Their aim is to market the benefits of cable – both TV, telephony and future interactive services – to a confused and ignorant UK consumer market. Yet some industry observers believe it may be too little, too late.
It is also dependent on being able to maintain the co-operation between individual operators working to different agendas.
Channel 5, the development of digital television and the possibility that a future Labour Government will remove restrictions on BT entering the market have proved powerful persuaders in the development of the generic campaign.
“There is undoubtedly confusion about cable TV, but with cable companies’ telephone service it’s more a matter of boosting awareness,” explains Mike Hayes, marketing director of the Cable Communications Association, which is championing the initiative. “The message will be: cable comprises many different benefits and strengths. It’s about added value.”
J Walter Thompson, which was appointed two months ago by the CCA to develop a marketing strategy, is preparing a campaign which will launch in the first half of next year.
The first stage is a national ad campaign and the creation of a generic identity by design consultancy Sampson Tyrrell. “The aim is to boost awareness of [cable’s] products to deliver an image to match the stature of the services on offer,” Hayes adds.
It is undoubtedly a major achievement that the cable industry has managed to work together and fund an all-industry initiative.
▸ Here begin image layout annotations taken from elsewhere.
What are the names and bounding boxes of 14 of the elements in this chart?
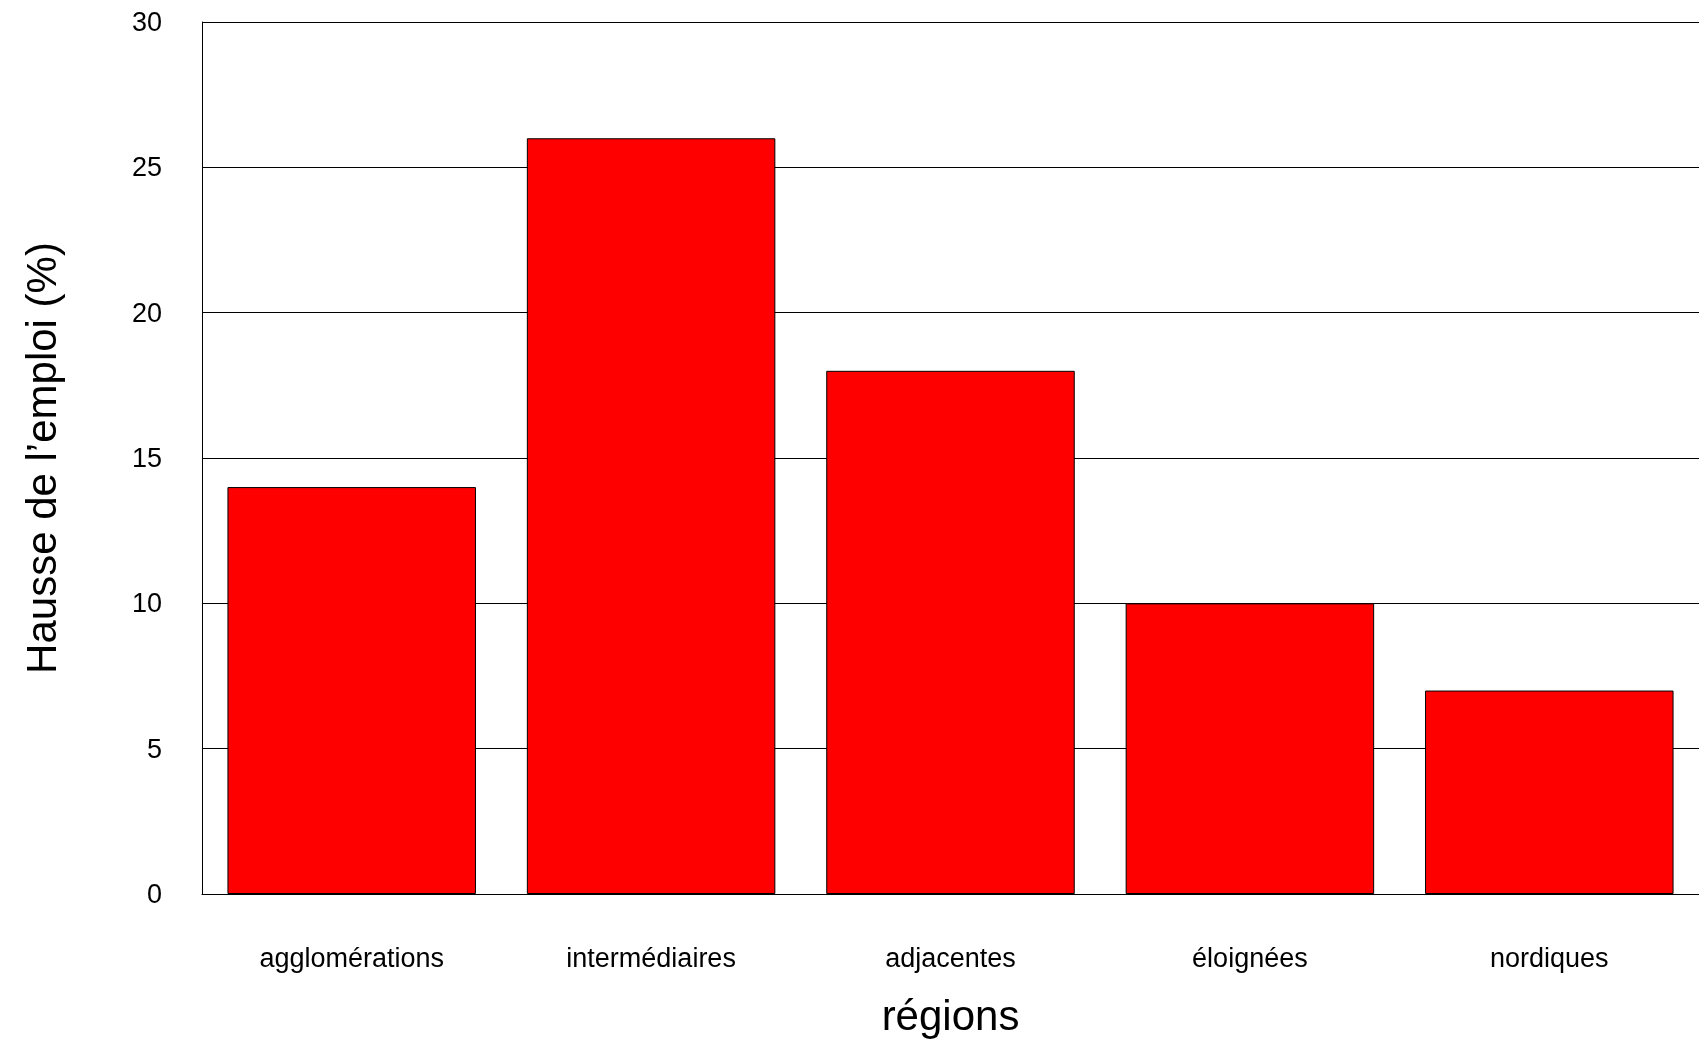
y-tick-label: 30 [131, 7, 162, 37]
x-tick-label: agglomérations [259, 942, 445, 973]
y-tick-label: 20 [131, 297, 162, 328]
y-tick-label: 0 [146, 879, 162, 909]
y-tick-label: 10 [131, 588, 162, 619]
x-tick-label: intermédiaires [566, 942, 736, 973]
y-tick-label: 15 [131, 443, 162, 473]
x-axis-title: régions [881, 991, 1020, 1039]
y-axis-title: Hausse de l’emploi (%) [17, 242, 65, 674]
x-tick-label: adjacentes [885, 942, 1016, 973]
x-tick-label: nordiques [1490, 942, 1609, 973]
x-tick-label: éloignées [1192, 942, 1308, 973]
y-tick-label: 25 [131, 152, 162, 183]
y-tick-label: 5 [146, 733, 162, 764]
Care will be taken to ensure national activity does not conflict with individual cable operators’ local campaigns.
After a number of joint initiatives to encourage the launch of cable-exclusive channels (such as Channel One and Live TV) the industry was divided over the decision by two of its own – Nynex and Telewest – to agree preferential rates with BSkyB to carry Sky channels on their systems in exchange for a promise not to compete directly by launching cable-only sports or rival fare. This deal was subsequently ruled “anti-competitive” by the Office of Fair Trading. Revised contracts are yet to be agreed.
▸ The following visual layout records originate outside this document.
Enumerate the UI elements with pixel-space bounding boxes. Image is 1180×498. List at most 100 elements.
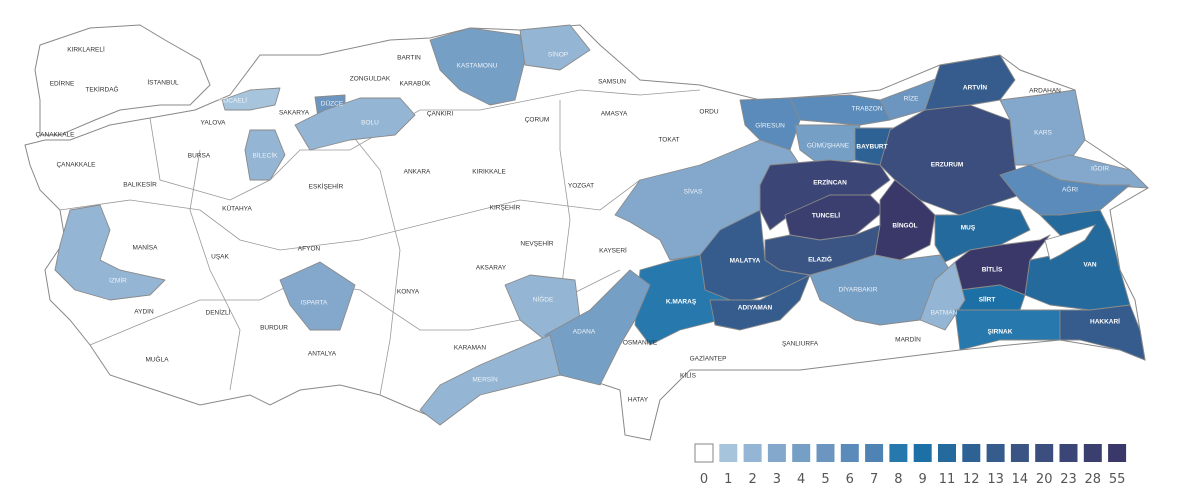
legend-label: 20: [1036, 472, 1053, 487]
legend-label: 11: [939, 472, 956, 487]
province-isparta[interactable]: [279, 261, 356, 331]
province-label: NEVŞEHİR: [520, 239, 554, 248]
province-label: BİLECİK: [253, 151, 279, 160]
legend-swatch: [1059, 444, 1078, 462]
province-label: ŞANLIURFA: [782, 341, 819, 348]
province-label: TUNCELİ: [812, 212, 840, 220]
province-label: ERZURUM: [931, 162, 964, 169]
province-mersin[interactable]: [419, 334, 561, 426]
province-border: [559, 100, 571, 301]
province-label: KARABÜK: [399, 80, 431, 88]
province-label: KIRŞEHİR: [490, 203, 521, 212]
province-label: BALIKESİR: [123, 180, 157, 189]
province-label: ORDU: [699, 109, 718, 116]
legend-label: 8: [894, 472, 902, 487]
legend-label: 13: [987, 472, 1004, 487]
province-label: YALOVA: [200, 120, 226, 127]
legend-label: 28: [1085, 472, 1102, 487]
province-label: KIRKLARELİ: [67, 45, 105, 54]
legend-label: 55: [1109, 472, 1126, 487]
legend-swatch: [1108, 444, 1127, 462]
legend-label: 3: [773, 472, 781, 487]
legend-swatch: [962, 444, 981, 462]
province-label: UŞAK: [211, 254, 229, 261]
province-label: SAKARYA: [279, 110, 310, 117]
province-label: KIRIKKALE: [472, 169, 506, 176]
province-label: DİYARBAKIR: [839, 285, 878, 294]
province-mus[interactable]: [934, 204, 1031, 263]
province-hakkari[interactable]: [1059, 304, 1146, 361]
province-kars[interactable]: [999, 89, 1086, 166]
province-label: GÜMÜŞHANE: [807, 142, 850, 150]
province-label: K.MARAŞ: [666, 299, 697, 306]
province-agri[interactable]: [999, 164, 1131, 216]
legend-swatch: [986, 444, 1005, 462]
legend-swatch: [938, 444, 956, 462]
province-kastamonu[interactable]: [429, 27, 526, 106]
province-izmir[interactable]: [54, 204, 166, 301]
province-label: ÇORUM: [525, 117, 550, 124]
province-label: YOZGAT: [568, 183, 594, 190]
province-label: EDİRNE: [50, 79, 75, 88]
province-label: KARS: [1034, 130, 1052, 137]
province-label: MERSİN: [472, 375, 498, 384]
province-border: [339, 119, 401, 396]
legend-swatch: [865, 444, 884, 462]
legend-label: 23: [1060, 472, 1077, 487]
legend-label: 12: [963, 472, 980, 487]
legend-swatch: [1035, 444, 1054, 462]
legend-label: 7: [870, 472, 878, 487]
province-label: TEKİRDAĞ: [85, 85, 118, 94]
province-label: ESKİŞEHİR: [309, 182, 344, 191]
province-bolu[interactable]: [294, 97, 416, 151]
province-label: ERZİNCAN: [813, 179, 847, 187]
province-sinop[interactable]: [519, 24, 591, 71]
province-label: AKSARAY: [476, 265, 507, 272]
legend-swatch: [743, 444, 762, 462]
province-label: BİNGÖL: [892, 221, 917, 230]
province-label: SİNOP: [548, 50, 568, 59]
legend-label: 14: [1012, 472, 1029, 487]
province-label: BATMAN: [931, 310, 958, 317]
province-label: SİİRT: [979, 296, 996, 304]
lake-van: [1044, 224, 1097, 261]
province-label: KAYSERİ: [599, 246, 627, 255]
color-legend: 0 1 2 3 4 5 6 7 8 9 11 12 13 14 20 23 28 55: [694, 443, 1127, 487]
province-label: ZONGULDAK: [350, 76, 391, 83]
province-label: İZMİR: [109, 276, 127, 285]
province-bilecik[interactable]: [244, 129, 286, 181]
province-label: MARDİN: [895, 335, 921, 344]
province-regions: [54, 24, 1149, 426]
province-label: TRABZON: [851, 106, 882, 113]
province-kocaeli[interactable]: [221, 87, 281, 111]
province-labels: KIRKLARELİ EDİRNE TEKİRDAĞ İSTANBUL KOCAELİ Y…: [35, 45, 1120, 404]
province-label: ADANA: [573, 329, 596, 336]
province-label: NİĞDE: [533, 295, 554, 304]
province-label: KÜTAHYA: [222, 205, 252, 213]
legend-swatch: [792, 444, 811, 462]
province-label: KOCAELİ: [219, 96, 247, 105]
legend-swatch: [694, 443, 714, 463]
province-label: SİVAS: [684, 187, 703, 196]
province-label: MUŞ: [961, 225, 976, 232]
province-border: [59, 179, 641, 251]
legend-swatch: [889, 444, 908, 462]
province-label: BARTIN: [397, 55, 421, 62]
province-label: KARAMAN: [454, 345, 486, 352]
province-erzurum[interactable]: [879, 104, 1021, 216]
province-batman[interactable]: [919, 261, 966, 331]
province-label: TOKAT: [658, 137, 679, 144]
province-label: AFYON: [298, 246, 321, 253]
province-border: [189, 149, 241, 391]
province-label: BURSA: [188, 153, 211, 160]
province-label: ADIYAMAN: [738, 305, 773, 312]
province-adiyaman[interactable]: [709, 274, 811, 331]
legend-swatch: [1083, 444, 1102, 462]
province-label: MALATYA: [730, 258, 761, 265]
province-label: AMASYA: [601, 111, 628, 118]
province-label: GİRESUN: [755, 121, 785, 130]
legend-swatch: [719, 444, 738, 462]
legend-swatch: [767, 444, 786, 462]
province-label: IĞDIR: [1091, 164, 1109, 173]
Agreement on how to finance the campaign was only reached last week. The initiative has been widely welcomed by key players within the industry, who have high expectations for its success.
But the agreement on the approach is not unanimous. “It’s locking the stable door after the horse has bolted,” says one source. “Cable faces a wider problem than consumer ignorance: the imminent arrival of digital broadcasting. While the impact of digital remains unclear, one thing’s sure: it will make digging holes in roads look little short of primitive.”